As Realogy makes progress with its digital strategy through iBuying and power buying, mortgage and title, and bespoke luxury solutions, its competitors — namely Compass, which recently unveiled the next two pieces of its expansive tech stack — have also upped the ante with the launch of expansive end-to-end proprietary solutions.

“We believe strongly that given how people work differently, especially in real estate where you’ve got a lot of people basically running their own business, people are going to make different choices about how they work, and that’s true historically and today,” Schneider said. “We don’t believe that you can provide one thing that is going to work for everybody.”

Instead of working to create an all-encompassing proprietary solution, he said Realogy has embraced an “open ecosystem approach” that meshes the best of Realogy with the best third-party vendors have to offer.

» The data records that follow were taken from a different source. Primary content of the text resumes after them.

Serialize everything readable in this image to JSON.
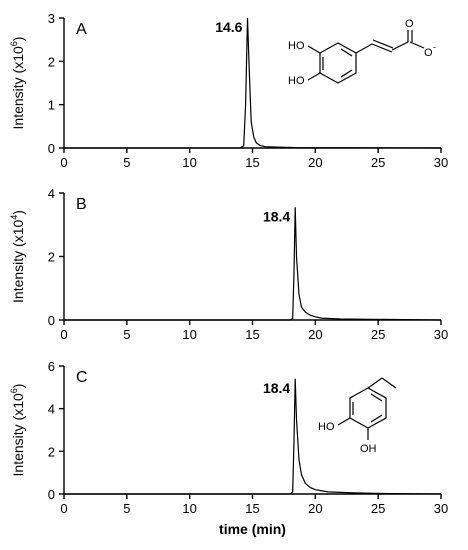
{
  "chart_data": [
    {
      "type": "line",
      "panel_label": "A",
      "ylabel": "Intensity (x10",
      "ylabel_exp": "6",
      "ylabel_close": ")",
      "xlim": [
        0,
        30
      ],
      "ylim": [
        0,
        3
      ],
      "xticks": [
        0,
        5,
        10,
        15,
        20,
        25,
        30
      ],
      "yticks": [
        0,
        1,
        2,
        3
      ],
      "peak_label": "14.6",
      "peak": {
        "x": 14.6,
        "y": 3.0
      },
      "series": [
        {
          "x": [
            0,
            14.0,
            14.3,
            14.45,
            14.6,
            14.75,
            14.9,
            15.1,
            15.3,
            15.6,
            16.0,
            17.0,
            18.5,
            30
          ],
          "y": [
            0,
            0,
            0.05,
            1.0,
            3.0,
            1.7,
            0.6,
            0.25,
            0.12,
            0.06,
            0.03,
            0.02,
            0.01,
            0
          ]
        }
      ],
      "structure_labels": {
        "oh1": "HO",
        "oh2": "HO",
        "o": "O",
        "o_minus": "O",
        "charge": "-"
      }
    },
    {
      "type": "line",
      "panel_label": "B",
      "ylabel": "Intensity (x10",
      "ylabel_exp": "4",
      "ylabel_close": ")",
      "xlim": [
        0,
        30
      ],
      "ylim": [
        0,
        4
      ],
      "xticks": [
        0,
        5,
        10,
        15,
        20,
        25,
        30
      ],
      "yticks": [
        0,
        2,
        4
      ],
      "peak_label": "18.4",
      "peak": {
        "x": 18.4,
        "y": 3.55
      },
      "series": [
        {
          "x": [
            0,
            18.0,
            18.2,
            18.3,
            18.4,
            18.5,
            18.7,
            18.9,
            19.2,
            19.6,
            20.0,
            20.5,
            22.0,
            30
          ],
          "y": [
            0,
            0,
            0.05,
            1.5,
            3.55,
            2.0,
            0.8,
            0.4,
            0.25,
            0.15,
            0.1,
            0.06,
            0.03,
            0
          ]
        }
      ]
    },
    {
      "type": "line",
      "panel_label": "C",
      "ylabel": "Intensity (x10",
      "ylabel_exp": "6",
      "ylabel_close": ")",
      "xlabel": "time (min)",
      "xlim": [
        0,
        30
      ],
      "ylim": [
        0,
        6
      ],
      "xticks": [
        0,
        5,
        10,
        15,
        20,
        25,
        30
      ],
      "yticks": [
        0,
        2,
        4,
        6
      ],
      "peak_label": "18.4",
      "peak": {
        "x": 18.4,
        "y": 5.4
      },
      "series": [
        {
          "x": [
            0,
            18.0,
            18.2,
            18.3,
            18.4,
            18.5,
            18.7,
            18.9,
            19.2,
            19.6,
            20.0,
            21.0,
            23.0,
            26.0,
            30
          ],
          "y": [
            0,
            0,
            0.1,
            2.5,
            5.4,
            3.5,
            1.6,
            0.9,
            0.5,
            0.3,
            0.2,
            0.1,
            0.05,
            0.02,
            0
          ]
        }
      ],
      "structure_labels": {
        "oh1": "HO",
        "oh2": "OH"
      }
    }
  ]
}
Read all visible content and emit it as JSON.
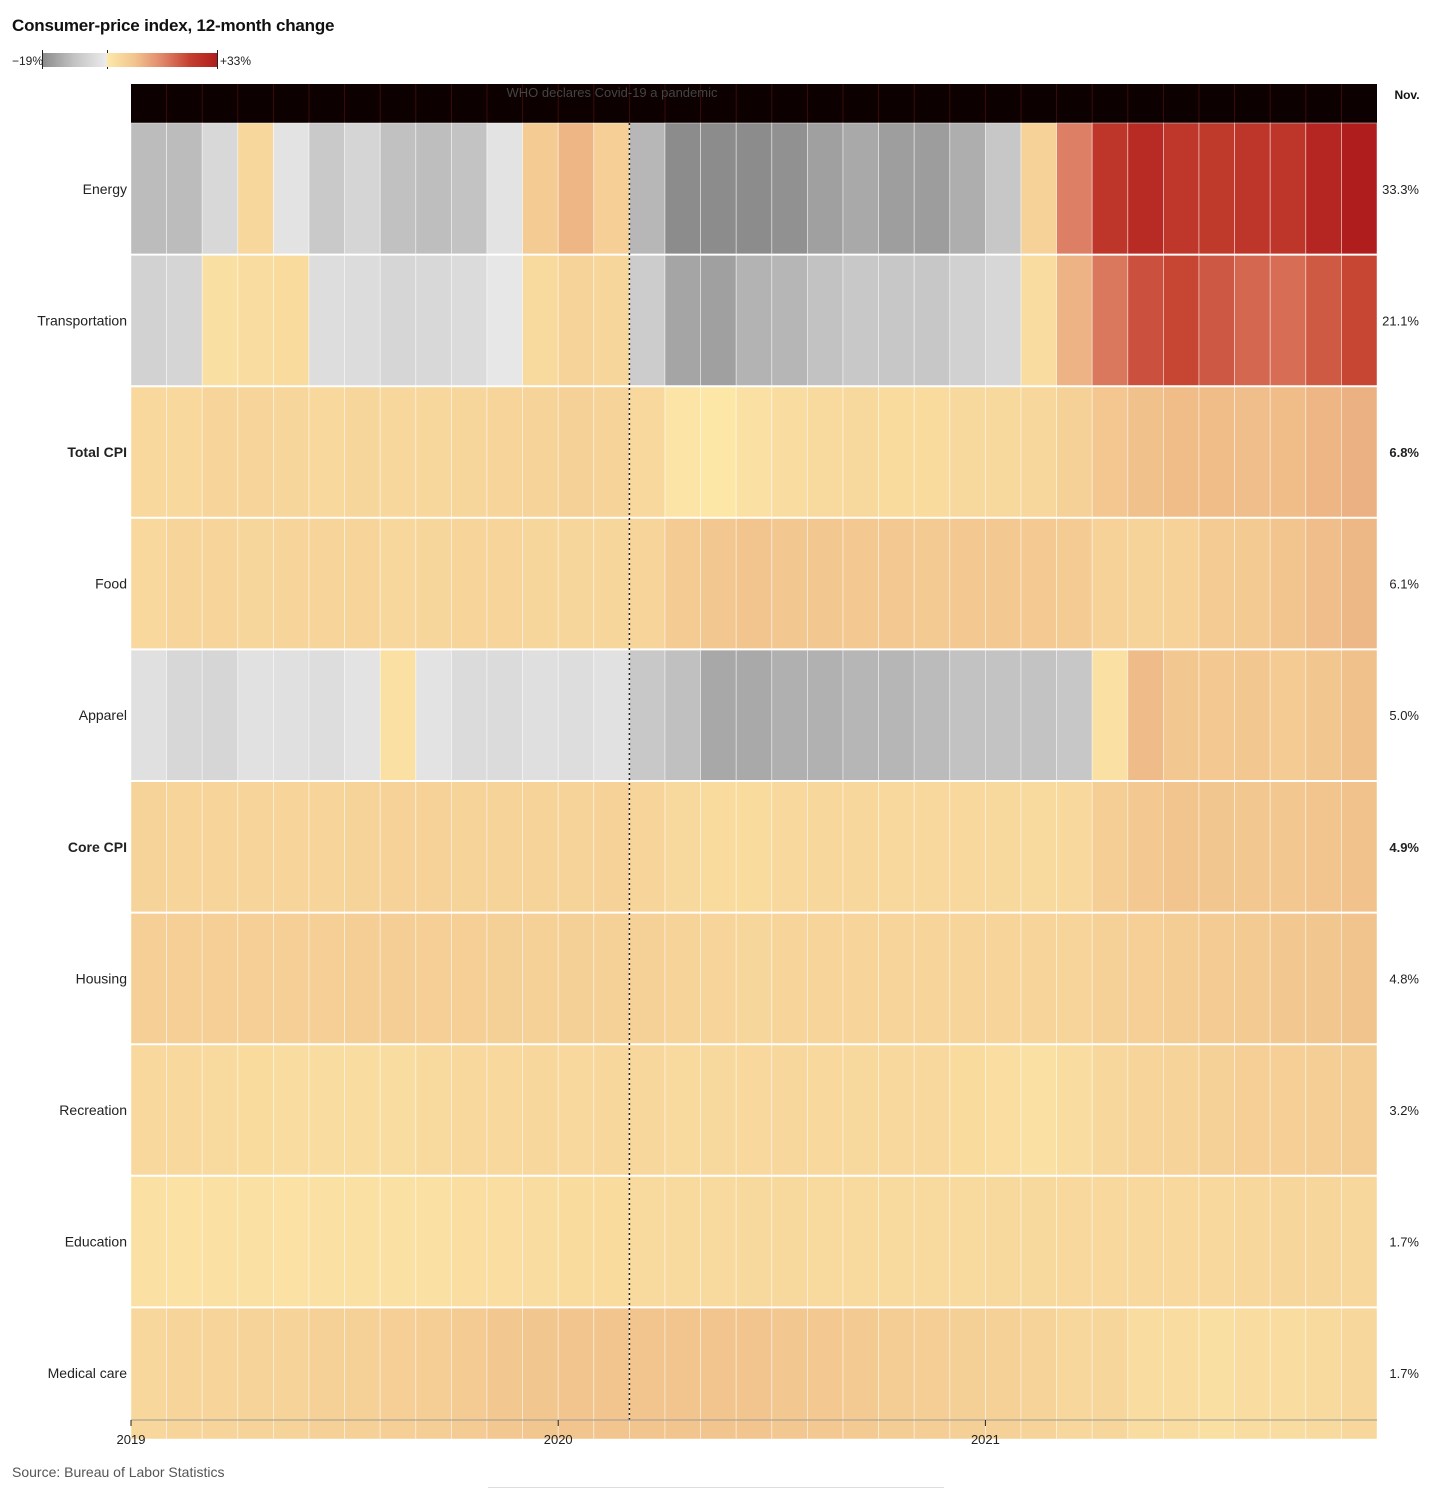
{
  "title": "Consumer-price index, 12-month change",
  "legend": {
    "min_label": "−19%",
    "max_label": "+33%"
  },
  "source": "Source: Bureau of Labor Statistics",
  "chart_data": {
    "type": "heatmap",
    "title": "Consumer-price index, 12-month change",
    "value_unit": "% (12-month change)",
    "color_scale": {
      "min": -19,
      "max": 33,
      "negative_colors": [
        "#8c8c8c",
        "#ececec"
      ],
      "positive_colors": [
        "#fde9a9",
        "#f2c58e",
        "#e0876a",
        "#c4402f",
        "#b01d1d"
      ]
    },
    "columns": [
      "2019-01",
      "2019-02",
      "2019-03",
      "2019-04",
      "2019-05",
      "2019-06",
      "2019-07",
      "2019-08",
      "2019-09",
      "2019-10",
      "2019-11",
      "2019-12",
      "2020-01",
      "2020-02",
      "2020-03",
      "2020-04",
      "2020-05",
      "2020-06",
      "2020-07",
      "2020-08",
      "2020-09",
      "2020-10",
      "2020-11",
      "2020-12",
      "2021-01",
      "2021-02",
      "2021-03",
      "2021-04",
      "2021-05",
      "2021-06",
      "2021-07",
      "2021-08",
      "2021-09",
      "2021-10",
      "2021-11"
    ],
    "x_tick_labels": [
      {
        "label": "2019",
        "column": 0
      },
      {
        "label": "2020",
        "column": 12
      },
      {
        "label": "2021",
        "column": 24
      }
    ],
    "last_column_header": "Nov.",
    "annotation": {
      "text": "WHO declares Covid-19 a pandemic",
      "position": 14
    },
    "rows": [
      {
        "name": "Energy",
        "latest_label": "33.3%",
        "bold": false,
        "values": [
          -5.0,
          -5.0,
          -1.7,
          1.7,
          -0.6,
          -3.4,
          -2.0,
          -4.4,
          -4.8,
          -4.2,
          -0.6,
          3.4,
          6.2,
          2.8,
          -5.7,
          -17.7,
          -18.9,
          -12.6,
          -11.2,
          -9.0,
          -7.7,
          -9.2,
          -9.4,
          -7.0,
          -3.6,
          2.4,
          13.2,
          25.1,
          28.5,
          24.5,
          23.8,
          25.0,
          24.8,
          30.0,
          33.3
        ]
      },
      {
        "name": "Transportation",
        "latest_label": "21.1%",
        "bold": false,
        "values": [
          -2.3,
          -2.0,
          0.7,
          1.1,
          1.2,
          -1.2,
          -1.3,
          -1.9,
          -1.7,
          -1.4,
          -0.3,
          1.3,
          2.2,
          1.8,
          -3.0,
          -8.2,
          -9.0,
          -6.3,
          -5.8,
          -4.3,
          -3.5,
          -3.7,
          -3.6,
          -2.5,
          -1.8,
          0.9,
          6.5,
          14.2,
          19.5,
          21.1,
          18.5,
          16.4,
          15.6,
          18.2,
          21.1
        ]
      },
      {
        "name": "Total CPI",
        "latest_label": "6.8%",
        "bold": true,
        "values": [
          1.6,
          1.5,
          1.9,
          2.0,
          1.8,
          1.6,
          1.8,
          1.7,
          1.7,
          1.8,
          2.1,
          2.3,
          2.5,
          2.3,
          1.5,
          0.3,
          0.1,
          0.6,
          1.0,
          1.3,
          1.4,
          1.2,
          1.2,
          1.4,
          1.4,
          1.7,
          2.6,
          4.2,
          5.0,
          5.4,
          5.4,
          5.3,
          5.4,
          6.2,
          6.8
        ]
      },
      {
        "name": "Food",
        "latest_label": "6.1%",
        "bold": false,
        "values": [
          1.6,
          2.0,
          2.1,
          1.8,
          2.0,
          1.9,
          1.9,
          1.7,
          1.8,
          2.1,
          2.0,
          1.8,
          1.8,
          1.8,
          1.9,
          3.5,
          4.0,
          4.5,
          4.1,
          4.1,
          3.9,
          3.9,
          3.7,
          3.9,
          3.8,
          3.6,
          3.5,
          2.4,
          2.2,
          2.4,
          3.4,
          3.7,
          4.6,
          5.3,
          6.1
        ]
      },
      {
        "name": "Apparel",
        "latest_label": "5.0%",
        "bold": false,
        "values": [
          -0.9,
          -1.8,
          -1.9,
          -0.8,
          -0.9,
          -1.2,
          -0.6,
          0.6,
          -0.6,
          -1.4,
          -1.4,
          -1.0,
          -1.2,
          -0.8,
          -3.5,
          -4.5,
          -7.8,
          -7.6,
          -6.6,
          -6.5,
          -5.9,
          -5.9,
          -5.2,
          -4.3,
          -4.1,
          -4.1,
          -3.6,
          0.6,
          5.6,
          4.0,
          3.9,
          4.0,
          3.5,
          4.3,
          5.0
        ]
      },
      {
        "name": "Core CPI",
        "latest_label": "4.9%",
        "bold": true,
        "values": [
          2.2,
          2.1,
          2.0,
          2.1,
          2.0,
          2.1,
          2.2,
          2.4,
          2.4,
          2.3,
          2.3,
          2.3,
          2.3,
          2.4,
          2.1,
          1.4,
          1.2,
          1.2,
          1.6,
          1.7,
          1.7,
          1.6,
          1.6,
          1.6,
          1.4,
          1.3,
          1.6,
          3.0,
          3.8,
          4.5,
          4.3,
          4.0,
          4.0,
          4.6,
          4.9
        ]
      },
      {
        "name": "Housing",
        "latest_label": "4.8%",
        "bold": false,
        "values": [
          2.9,
          2.8,
          2.8,
          2.8,
          2.8,
          2.9,
          3.0,
          3.0,
          2.9,
          2.8,
          2.7,
          2.6,
          2.7,
          2.6,
          2.6,
          2.2,
          2.0,
          1.8,
          1.9,
          2.0,
          2.1,
          2.0,
          1.9,
          1.9,
          1.9,
          1.9,
          2.1,
          2.6,
          2.8,
          3.2,
          3.5,
          3.7,
          4.0,
          4.3,
          4.8
        ]
      },
      {
        "name": "Recreation",
        "latest_label": "3.2%",
        "bold": false,
        "values": [
          1.6,
          1.5,
          1.3,
          1.2,
          1.0,
          1.0,
          0.9,
          1.1,
          1.3,
          1.5,
          1.6,
          1.7,
          1.5,
          1.7,
          1.7,
          1.3,
          1.4,
          1.5,
          1.7,
          1.6,
          1.4,
          1.5,
          1.5,
          1.2,
          0.8,
          0.6,
          1.0,
          1.7,
          2.0,
          2.2,
          2.6,
          2.8,
          2.8,
          3.0,
          3.2
        ]
      },
      {
        "name": "Education",
        "latest_label": "1.7%",
        "bold": false,
        "values": [
          0.6,
          0.5,
          0.6,
          0.6,
          0.5,
          0.6,
          0.6,
          0.6,
          0.6,
          0.8,
          0.8,
          1.0,
          1.2,
          1.2,
          1.3,
          1.3,
          1.3,
          1.4,
          1.4,
          1.3,
          1.3,
          1.3,
          1.3,
          1.3,
          1.4,
          1.4,
          1.5,
          1.6,
          1.6,
          1.6,
          1.6,
          1.7,
          1.8,
          1.8,
          1.7
        ]
      },
      {
        "name": "Medical care",
        "latest_label": "1.7%",
        "bold": false,
        "values": [
          1.7,
          2.0,
          1.9,
          2.2,
          2.3,
          2.6,
          2.6,
          2.8,
          3.0,
          3.4,
          4.0,
          4.4,
          4.5,
          4.6,
          4.5,
          4.6,
          4.6,
          4.5,
          4.1,
          3.9,
          3.7,
          3.2,
          3.0,
          2.7,
          2.5,
          2.3,
          1.7,
          1.8,
          1.0,
          0.9,
          0.7,
          0.9,
          1.0,
          1.3,
          1.7
        ]
      }
    ]
  }
}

“We are fully committed to an open ecosystem approach to technology, and it’s something we think is a competitive advantage for us,” he said. “We provide Realogy technology that we’re really proud of, but we also are providing third-party technology that we think is also quite good, such as MoxiWorks.”

“We’re wanting to support our agents and franchisees no matter which technology they decide to use, and you can do that in today’s world with application programming interfaces (API) and open architecture in a way you couldn’t do five to 10 years ago,” he added.

Schneider said eschewing the strategy to make everything proprietary, has enabled Realogy to create a highly collaborative environment that celebrates the best that everyone — not just Realogy — has to offer.

“We believe that if there’s a great third party product, we would be crazy not to offer it to people in our network as agents and franchisees,” he said. “We’re agnostic as to whether they use the product that I provide or the product of the third party provides because we’re doing the architectural work, to have it be part of the Realogy open ecosystem.”

“That effort required to integrate things is not small, but we absolutely believe it’s worth it, given that people in this industry, in particular, do work differently from each other,” he added.

Staying on top

This year, Realogy nabbed the top spot on T3 Sixty’s Mega 1000 list once again with a whopping 333,736 transaction sides and $184 billion in 2020 sales volume. However, T3 Sixty noted other main players with traditional and non-traditional models — namely HomeServices of America, Compass, eXp Realty and Redfin — are quickly gobbling up market share and making their play to become the top dog in an increasingly consolidated real estate market.

“The largest companies are most certainly getting bigger and the Almanac analysis pinpoints exactly the rate and extent of the change,” T3 Sixty CEO Stefan Swanepoel told Inman. “The industry is consolidating before our very eyes.”

T3Sixty noted brokerages with nontraditional business models have the most to gain in the coming years, as consumers increasingly embrace alternative transaction and financing processes. The percentage of the nation’s top 20 brokerages with alternative models increased from 9.4 percent in 2017 to 17.8 percent in 2020, T3 Sixty noted, with employee-agent, cloud-based and flat-fee models experiencing the most growth.

“The sustained growth of Redfin, which uses an employee-agent model, and the recent explosive growth of eXp Realty, which uses a virtual, cloud-based model, have contributed to the increase,” T3Sixty explained. “The growth of brokerages employing an agent flat-fee model have also pushed the percentage higher, including No. 10 HomeSmart, No. 16 Realty One Group and No. 18 United Real Estate.”

Schneider told Inman he’s not worried about the shifting tide in real estate, as Realogy dips its feet into iBuying and power buying, bolsters its ancillary services, and forges partnerships with companies in real-estate-adjacent industries.

“If you look at our results, we’ve been gaining market share for the past five quarters and we’ve had substantial above-market growth, we are expanding both our own brokerage and our franchise brokerage businesses, and we are increasingly doing more title and mortgage as we integrate those transactions,” he said. “We’re also trying to be innovative with things like RealSure to set the stage for the future.”